Bufala. E il motivo sarebbe in grado di capirlo anche un bambino, tranne Bei a quanto pare. Se il premierato ipotizzato da Elisabetta Casellati fosse stato in vigore nel 2018, lo sconosciuto Giuseppe Conte, sin lì poco più di un professore designato per un posticino da ministro in un fantomatico governo monocolore grillino, non sarebbe mai diventato un politico. Di sicuro oggi non sarebbe leader di nulla, se non forse del condominio dove abita.

Perché politicamente Giuseppi “nasce” col governo giallo-verde, un pastrocchio sorto dopo un lungo stallo istituzionale. Le elezioni tuttavia erano state vinte dal centrodestra col 37% dei voti, non abbastanza per ottenere la maggioranza secondo l’attuale sistema parlamentare, ma abbastanza col premierato by Meloni. Se la riforma fosse già stata realtà, il centrodestra avrebbe ottenuto un premio di maggioranza al 55%, Matteo Salvini (il più votato nella coalizione) sarebbe diventato premier e “ciaone” ai grillini. Giuseppe Conte, in sostanza, sarebbe rimasto nell’ombra in cui si trovava, senza ritrovarsi catapultato da “avvocato del popolo” a Palazzo Chigi.

Lo stesso dicasi per il Conte II. Dopo la crisi del Paapete, infatti, le manovre di Palazzo hanno permesso a Renzi di impedire il ritorno al voto dando vita alla coalizione giallo-rossa, una maggioranza di colore opposto a quello che aveva vinto le elezioni. Con la norma anti-ribaltone non sarebbe stato possibile e gli italiani sarebbero tornati alle urne.

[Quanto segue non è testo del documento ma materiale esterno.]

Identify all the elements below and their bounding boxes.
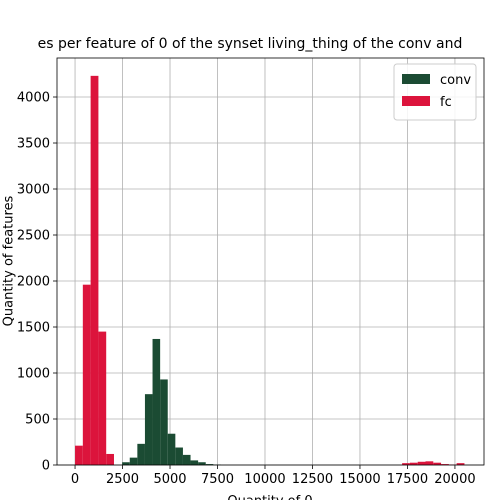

Quindi va bene tutto: criticare l’attuale bozza di riforma; chiederne dei miglioramenti nei dettagli; anche pensare che riduca eccessivamente i poteri del Capo dello Stato, se volte. Ma che si dica la verità: senza il parlamentarismo dei ribaltoni, Giuseppe Conte non sarebbe politicamente mai nato. Non lo ammetterà mai. Ma è così.